How volunteers can have a positive impact on air pollution

Air pollution is literally choking too many of us to death. Governments at all levels are starting to take more action and much more needs to be done. Sarah Hudson, a resident of the City of London and a volunteer clean air warden, writes in The Guardian about a voluntary approach that is showing much promise.


Anti-emissions squads: the volunteers cleaning up London’s streets

Wednesday morning, my clean air partner and I approach a coach unloading children outside the Barbican Centre in London. The driver is helping to marshal the kids across the pavement and has left his engine on while parked.

We introduce ourselves as volunteer air quality wardens and ask him to turn it off. He immediately agrees, cuts the ignition and joins us for a chat. We hand over an air freshener as a thank you, with the message “you are the key to cleaner air”.

Next up is a lorry delivering scaffolding, parked up and engine off. We thank the driver and hand over another air freshener.

Over the course of the morning we talk to around 30 drivers. All but the odd one turn their engines off straight away and promise to do so every time in the future. In the last year only one driver has refused to turn off; no one has been abusive.

It is illegal to leave an engine idling and the City of London Corporation can issue fixed penalty notices to drivers who continue to run their engines while parked, but campaigns are much more effective at changing behaviour in the long term. More effective still is to use volunteers like me, who live or work locally.

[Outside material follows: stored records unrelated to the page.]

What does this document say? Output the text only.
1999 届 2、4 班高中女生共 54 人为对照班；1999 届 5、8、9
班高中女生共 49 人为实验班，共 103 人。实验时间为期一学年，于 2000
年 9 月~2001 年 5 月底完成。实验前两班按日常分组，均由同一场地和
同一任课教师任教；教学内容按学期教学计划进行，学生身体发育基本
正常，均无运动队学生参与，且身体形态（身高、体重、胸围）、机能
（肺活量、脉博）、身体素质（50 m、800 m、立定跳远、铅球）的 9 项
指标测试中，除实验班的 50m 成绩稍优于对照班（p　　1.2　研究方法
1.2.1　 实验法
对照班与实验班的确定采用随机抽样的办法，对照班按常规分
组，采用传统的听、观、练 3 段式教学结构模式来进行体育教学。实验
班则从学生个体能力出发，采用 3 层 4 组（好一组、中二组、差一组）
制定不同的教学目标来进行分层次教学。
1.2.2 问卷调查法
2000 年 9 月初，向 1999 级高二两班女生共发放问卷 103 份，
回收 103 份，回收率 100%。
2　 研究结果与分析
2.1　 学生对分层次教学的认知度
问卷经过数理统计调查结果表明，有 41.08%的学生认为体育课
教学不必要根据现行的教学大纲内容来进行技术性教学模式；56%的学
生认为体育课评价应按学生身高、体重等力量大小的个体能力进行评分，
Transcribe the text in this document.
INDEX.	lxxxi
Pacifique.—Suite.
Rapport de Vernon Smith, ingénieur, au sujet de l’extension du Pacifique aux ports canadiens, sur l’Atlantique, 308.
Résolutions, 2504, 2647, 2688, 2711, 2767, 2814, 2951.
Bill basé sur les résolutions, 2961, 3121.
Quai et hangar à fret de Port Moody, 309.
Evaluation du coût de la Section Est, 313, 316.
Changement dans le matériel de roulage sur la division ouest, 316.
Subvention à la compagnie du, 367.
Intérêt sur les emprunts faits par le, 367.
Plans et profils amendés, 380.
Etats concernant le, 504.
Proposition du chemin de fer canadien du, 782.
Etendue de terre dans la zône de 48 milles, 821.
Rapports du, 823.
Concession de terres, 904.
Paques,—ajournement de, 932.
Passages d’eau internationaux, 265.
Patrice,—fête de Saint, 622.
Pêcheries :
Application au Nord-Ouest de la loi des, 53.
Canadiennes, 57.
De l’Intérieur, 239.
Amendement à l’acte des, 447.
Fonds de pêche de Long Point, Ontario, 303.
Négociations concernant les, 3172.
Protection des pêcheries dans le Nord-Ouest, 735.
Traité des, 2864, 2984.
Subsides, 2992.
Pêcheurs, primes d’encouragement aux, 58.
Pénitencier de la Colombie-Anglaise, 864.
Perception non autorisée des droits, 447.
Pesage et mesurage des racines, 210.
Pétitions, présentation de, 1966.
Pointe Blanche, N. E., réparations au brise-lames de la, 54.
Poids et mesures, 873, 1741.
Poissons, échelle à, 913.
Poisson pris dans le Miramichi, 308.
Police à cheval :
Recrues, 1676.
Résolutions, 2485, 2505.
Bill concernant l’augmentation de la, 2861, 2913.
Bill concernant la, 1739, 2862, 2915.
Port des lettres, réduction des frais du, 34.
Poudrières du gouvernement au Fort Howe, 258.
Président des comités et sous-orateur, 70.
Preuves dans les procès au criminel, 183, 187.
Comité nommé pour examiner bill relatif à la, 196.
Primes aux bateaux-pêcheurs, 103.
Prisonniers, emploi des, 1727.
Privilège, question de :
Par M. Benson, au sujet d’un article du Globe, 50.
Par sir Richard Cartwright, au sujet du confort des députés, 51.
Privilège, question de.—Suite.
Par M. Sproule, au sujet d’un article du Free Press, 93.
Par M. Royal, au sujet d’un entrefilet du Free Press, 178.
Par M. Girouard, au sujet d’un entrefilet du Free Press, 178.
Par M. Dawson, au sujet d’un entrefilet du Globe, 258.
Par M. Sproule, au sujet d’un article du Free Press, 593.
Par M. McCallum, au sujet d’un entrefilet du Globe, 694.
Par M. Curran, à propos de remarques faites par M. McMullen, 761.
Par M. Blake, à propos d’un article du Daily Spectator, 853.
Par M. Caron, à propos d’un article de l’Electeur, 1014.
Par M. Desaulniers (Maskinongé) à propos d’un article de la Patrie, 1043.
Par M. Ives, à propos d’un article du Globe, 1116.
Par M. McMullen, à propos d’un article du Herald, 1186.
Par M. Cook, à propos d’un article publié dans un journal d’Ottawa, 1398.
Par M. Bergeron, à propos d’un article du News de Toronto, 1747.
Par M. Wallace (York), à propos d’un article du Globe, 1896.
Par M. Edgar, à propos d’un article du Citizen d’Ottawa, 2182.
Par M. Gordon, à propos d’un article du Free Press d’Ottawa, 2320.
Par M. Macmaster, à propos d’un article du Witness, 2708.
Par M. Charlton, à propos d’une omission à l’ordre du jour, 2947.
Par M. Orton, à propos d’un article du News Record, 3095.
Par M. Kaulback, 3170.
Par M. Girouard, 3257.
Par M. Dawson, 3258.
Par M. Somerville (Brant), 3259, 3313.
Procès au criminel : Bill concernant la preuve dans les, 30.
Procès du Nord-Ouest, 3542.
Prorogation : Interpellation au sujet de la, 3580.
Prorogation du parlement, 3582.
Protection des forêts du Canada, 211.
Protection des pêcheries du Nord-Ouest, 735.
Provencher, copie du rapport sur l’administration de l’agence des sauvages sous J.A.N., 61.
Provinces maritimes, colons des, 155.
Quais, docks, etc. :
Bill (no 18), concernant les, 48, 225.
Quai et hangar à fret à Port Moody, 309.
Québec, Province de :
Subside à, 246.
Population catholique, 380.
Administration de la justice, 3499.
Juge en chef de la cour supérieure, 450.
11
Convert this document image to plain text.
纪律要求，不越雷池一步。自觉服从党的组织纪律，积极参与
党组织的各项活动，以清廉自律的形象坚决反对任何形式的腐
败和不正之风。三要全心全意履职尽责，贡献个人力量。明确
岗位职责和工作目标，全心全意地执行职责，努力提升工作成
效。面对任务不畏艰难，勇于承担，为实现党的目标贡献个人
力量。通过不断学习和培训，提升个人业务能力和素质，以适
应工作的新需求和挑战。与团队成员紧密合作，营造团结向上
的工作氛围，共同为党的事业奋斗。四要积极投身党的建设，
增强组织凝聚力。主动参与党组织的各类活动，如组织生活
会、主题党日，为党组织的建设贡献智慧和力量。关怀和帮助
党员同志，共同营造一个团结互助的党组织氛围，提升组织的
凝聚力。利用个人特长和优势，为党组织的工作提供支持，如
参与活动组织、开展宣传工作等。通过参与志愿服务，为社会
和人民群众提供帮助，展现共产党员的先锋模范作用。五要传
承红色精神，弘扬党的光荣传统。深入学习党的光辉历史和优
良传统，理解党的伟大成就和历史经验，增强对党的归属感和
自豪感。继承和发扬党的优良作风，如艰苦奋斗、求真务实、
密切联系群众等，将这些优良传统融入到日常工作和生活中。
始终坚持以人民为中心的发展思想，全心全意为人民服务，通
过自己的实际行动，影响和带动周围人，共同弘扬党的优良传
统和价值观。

The corporation began using local volunteers in 2013, with a year-long air quality monitoring programme. More than 100 residents in the Barbican estate recorded nitrogen dioxide (NO2) and fine particle levels on their balconies, and on walks to work, school or the shops.

Our research showed that in many streets nitrogen dioxide levels breached EU limits. Beech Street, just across from the Barbican, was one of the worst in the capital, with NO2 levels more than double the annual mean limit. London as a whole breached its annual air pollution limits just five days into 2017.

This is nothing short of a public health emergency. Carbon monoxide, nitrogen dioxide and particulate matter are extremely damaging to our health, and idling engines emit unnecessary pollutants. If a vehicle is idling it can produce up to twice as much exhaust emissions as when it is moving.

The vehicle idling action programme aims to reduce Londoners’ exposure to these emissions by getting drivers to turn off their engines when parked. The corporation has been running the campaign locally since 2015, and last year action days were rolled out across 14 additional boroughs with the support of the Mayor’s air quality fund.

Volunteers are given a couple of hours training on how to approach drivers in a friendly and non-confrontational way. We are then sent outside schools and hospitals, in residential areas and on roads known for engine idling. Each volunteer works with a partner: one person engages the driver, the other records what happens – whether the driver turned their engine off when asked or whether it was already switched off; what type of vehicle they were driving; where it was parked.

We’ve found that drivers are far more likely to engage with volunteers who live or work in the local area than with a uniformed traffic enforcement officer. Many drivers don’t realise they are parked close to a nursery or primary school or a hospital, and that just turning their engine off can have a transformative impact. A couple of minutes chatting with a volunteer may reveal that the driver has a child with asthma, or a family member with respiratory problems. Empathy and personal experience help raise awareness and result in lasting change in behaviour and attitudes.

Dedicated volunteers, worth £23bn a year in economic value, run libraries, maintain parks and staff hospital receptions, but more are still needed.

In 2016 the local authority created a low emission neighbourhood (LEN) in the Barbican and Golden Lane area, leading to a raft of measures to improve traffic management and encourage the use of electric vehicles. Volunteers who live or work in the LEN have also taken the initiative to create several pop up clean air gardens, with air quality enhancing species. We also shared our air quality results with local businesses, who signed up to an air quality pledge to reduce their emissions.

Support comes from some surprising sources: a black cab driver on a break (engine off), who is counting the weeks before he can buy an electric taxi; a coach driver who tells us that head office will message him to turn off his engine if it runs for more than a few minutes; a group of construction workers giving us the thumbs-up after an eye-opening discussion about pollution levels outside their site. We are changing long term behaviour, not just getting drivers to switch off when caught in the act.